2. Data yang digunakan adalah data sekunder riset kesehatan dasar (RISKESDAS) 2010 yang telah dikumpulkan oleh Badan Penelitian dan Pengembangan Kesehatan (Balitbangkes) Departemen Kesehatan RI. D. Perumusan Masalah Adapun rumusan masalah yang ditetapkan adalah sebagai berikut : 1. Adakah pengaruh tingkat pendidikan terhadap konsumsi serat (sayur, buah, dan kacang) pada lansia usia 60-74 tahun di Pulau Sumatera. 2. Adakah pengaruh tingkat pendapatan keluarga terhadap konsumsi serat (sayur, buah, dan kacang) pada lansia usia 60-74 tahun di Pulau Sumatera. E. Tujuan Penelitian Adapun tujuan dari penelitian ini adalah sebagai berikut : 1. Tujuan Umum Mengetahui pengaruh tingkat pendidikan dan tingkat pendapatan keluarga terhadap konsumsi serat (sayur, buah, dan kacang) pada lansia usia 60-74 tahun di Pulau Sumatera. 2. Tujuan Khusus a. Mengidentifikasi gambaran karakteristik responden (umur, jenis kelamin, tingkat pendidikan, tingkat pendapatan keluarga) lansia usia 60-74 tahun di Pulau Sumatera. b. Mengidentifikasi rata-rata konsumsi serat (sayur, buah, dan kacang) lansia usia 60-74 tahun di Pulau Sumatera.

c. Menganalisa pengaruh tingkat pendidikan terhadap konsumsi serat (sayur, buah, dan kacang) pada lansia usia 60-74 tahun di Pulau Sumatera. d. Menganalisa pengaruh tingkat pendapatan keluarga terhadap konsumsi serat (sayur, buah, dan kacang) pada lansia usia 60-74 tahun di Pulau Sumatera. F. Manfaat Penelitian 1. Manfaat Bagi Praktisi Dapat digunakan sebagai sumber informasi mengenai pengaruh tingkat pendidikan dan tingkat pendapatan keluarga terhadap konsumsi serat (sayur, buah, dan kacang) pada lansia usia 60-74 tahun di Pulau Sumatera (Analisis Data Sekunder Riskesdas 2010). 2. Manfaat Bagi Institusi Hasil penelitian ini dapat digunakan sebagai masukan dalam pengambilan kebijakan pada upaya peningkatan konsumsi serat pada masyarakat dengan pola makan yang lebih cenderung kepada konsumsi siap saji dan makan jadi yang dapat berdampak buruk pada kesehatan. 3. Manfaat Bagi Pendidikan Dapat digunakan sebagai sumber pengetahuan bagi para praktisi maupun mahasiswa gizi mengenai pengaruh tingkat pendidikan dan tingkat pendapatan keluarga terhadap konsumsi serat (sayur, buah, dan kacang)

pada lansia usia 60-74 tahun di Pulau Sumatera (Analisis Data Sekunder Riskesdas 2010). 4. Manfaat Bagi Peneliti a.

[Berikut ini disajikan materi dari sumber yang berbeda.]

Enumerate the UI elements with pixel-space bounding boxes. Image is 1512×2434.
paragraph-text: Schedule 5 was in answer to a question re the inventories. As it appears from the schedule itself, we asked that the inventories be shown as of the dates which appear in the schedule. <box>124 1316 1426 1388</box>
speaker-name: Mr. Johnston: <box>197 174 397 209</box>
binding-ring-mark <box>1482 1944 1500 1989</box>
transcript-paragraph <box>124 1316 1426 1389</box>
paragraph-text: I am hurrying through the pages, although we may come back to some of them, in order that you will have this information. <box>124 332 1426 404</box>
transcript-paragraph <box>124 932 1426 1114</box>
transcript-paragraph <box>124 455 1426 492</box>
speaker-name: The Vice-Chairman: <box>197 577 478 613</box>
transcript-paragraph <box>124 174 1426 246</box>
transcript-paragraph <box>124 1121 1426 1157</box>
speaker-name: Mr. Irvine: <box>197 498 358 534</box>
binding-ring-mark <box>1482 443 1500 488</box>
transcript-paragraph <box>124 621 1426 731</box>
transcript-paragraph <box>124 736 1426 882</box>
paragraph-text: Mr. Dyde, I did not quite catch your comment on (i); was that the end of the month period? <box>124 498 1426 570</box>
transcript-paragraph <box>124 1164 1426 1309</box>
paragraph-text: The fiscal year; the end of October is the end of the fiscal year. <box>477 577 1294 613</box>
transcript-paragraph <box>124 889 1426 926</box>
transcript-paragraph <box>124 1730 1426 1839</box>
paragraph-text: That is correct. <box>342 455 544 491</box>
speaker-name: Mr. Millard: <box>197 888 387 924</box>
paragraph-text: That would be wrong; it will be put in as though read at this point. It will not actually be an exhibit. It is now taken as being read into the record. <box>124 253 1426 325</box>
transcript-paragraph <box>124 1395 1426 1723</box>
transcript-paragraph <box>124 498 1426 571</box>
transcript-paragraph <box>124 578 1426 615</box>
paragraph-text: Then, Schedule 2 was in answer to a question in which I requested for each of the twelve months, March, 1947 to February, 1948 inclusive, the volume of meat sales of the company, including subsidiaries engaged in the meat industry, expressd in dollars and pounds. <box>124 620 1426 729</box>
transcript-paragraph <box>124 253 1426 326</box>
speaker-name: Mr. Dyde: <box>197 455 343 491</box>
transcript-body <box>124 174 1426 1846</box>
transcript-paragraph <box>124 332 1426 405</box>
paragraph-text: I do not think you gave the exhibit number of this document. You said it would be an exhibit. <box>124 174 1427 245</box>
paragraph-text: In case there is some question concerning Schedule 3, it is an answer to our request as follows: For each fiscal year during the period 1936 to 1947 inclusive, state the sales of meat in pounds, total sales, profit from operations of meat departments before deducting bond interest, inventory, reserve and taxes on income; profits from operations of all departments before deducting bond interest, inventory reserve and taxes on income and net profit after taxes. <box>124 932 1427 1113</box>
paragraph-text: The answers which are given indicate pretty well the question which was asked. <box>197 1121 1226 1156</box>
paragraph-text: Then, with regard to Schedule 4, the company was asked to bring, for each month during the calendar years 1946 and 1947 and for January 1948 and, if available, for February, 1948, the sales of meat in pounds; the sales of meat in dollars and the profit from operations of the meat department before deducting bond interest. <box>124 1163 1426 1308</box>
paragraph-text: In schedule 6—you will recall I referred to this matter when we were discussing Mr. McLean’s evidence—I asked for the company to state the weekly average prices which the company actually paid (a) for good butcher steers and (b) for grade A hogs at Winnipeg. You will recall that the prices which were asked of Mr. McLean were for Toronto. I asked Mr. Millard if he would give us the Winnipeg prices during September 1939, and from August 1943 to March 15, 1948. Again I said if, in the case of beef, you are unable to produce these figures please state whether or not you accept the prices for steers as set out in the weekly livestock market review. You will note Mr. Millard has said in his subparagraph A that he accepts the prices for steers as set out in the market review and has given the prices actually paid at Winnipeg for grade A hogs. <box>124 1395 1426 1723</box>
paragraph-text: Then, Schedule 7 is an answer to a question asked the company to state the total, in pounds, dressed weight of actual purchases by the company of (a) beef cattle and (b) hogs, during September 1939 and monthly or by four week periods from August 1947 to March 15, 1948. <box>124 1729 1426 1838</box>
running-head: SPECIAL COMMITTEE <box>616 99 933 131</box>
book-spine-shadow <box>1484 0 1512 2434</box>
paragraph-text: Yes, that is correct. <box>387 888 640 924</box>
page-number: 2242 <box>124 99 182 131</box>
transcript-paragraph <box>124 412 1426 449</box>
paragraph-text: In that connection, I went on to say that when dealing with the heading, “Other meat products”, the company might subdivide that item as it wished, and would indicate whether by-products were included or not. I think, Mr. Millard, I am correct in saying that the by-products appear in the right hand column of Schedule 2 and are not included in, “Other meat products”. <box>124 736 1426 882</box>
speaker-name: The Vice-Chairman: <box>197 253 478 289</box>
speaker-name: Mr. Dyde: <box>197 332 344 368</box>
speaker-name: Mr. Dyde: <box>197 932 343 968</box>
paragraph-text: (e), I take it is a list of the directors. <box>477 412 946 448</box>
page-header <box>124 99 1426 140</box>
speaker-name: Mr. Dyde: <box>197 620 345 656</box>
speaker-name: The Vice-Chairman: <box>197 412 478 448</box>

Dapat digunakan sebagai sumber pengetahuan dan wawasan baru bagi mahasiswa gizi mengenai pengaruh tingkat pendidikan dan tingkat pendapatan keluarga terhadap konsumsi serat (sayur, buah, dan kacang) pada lansia usia 60-74 tahun di Pulau Sumatera (Analisis Data Sekunder Riskesdas 2010) b. Dapat digunakan sebagai syarat kelulusan Sarjana Gizi pada Program Studi Ilmu Gizi, Fakultas Ilmu Kesehatan, Universitas Esa Unggul.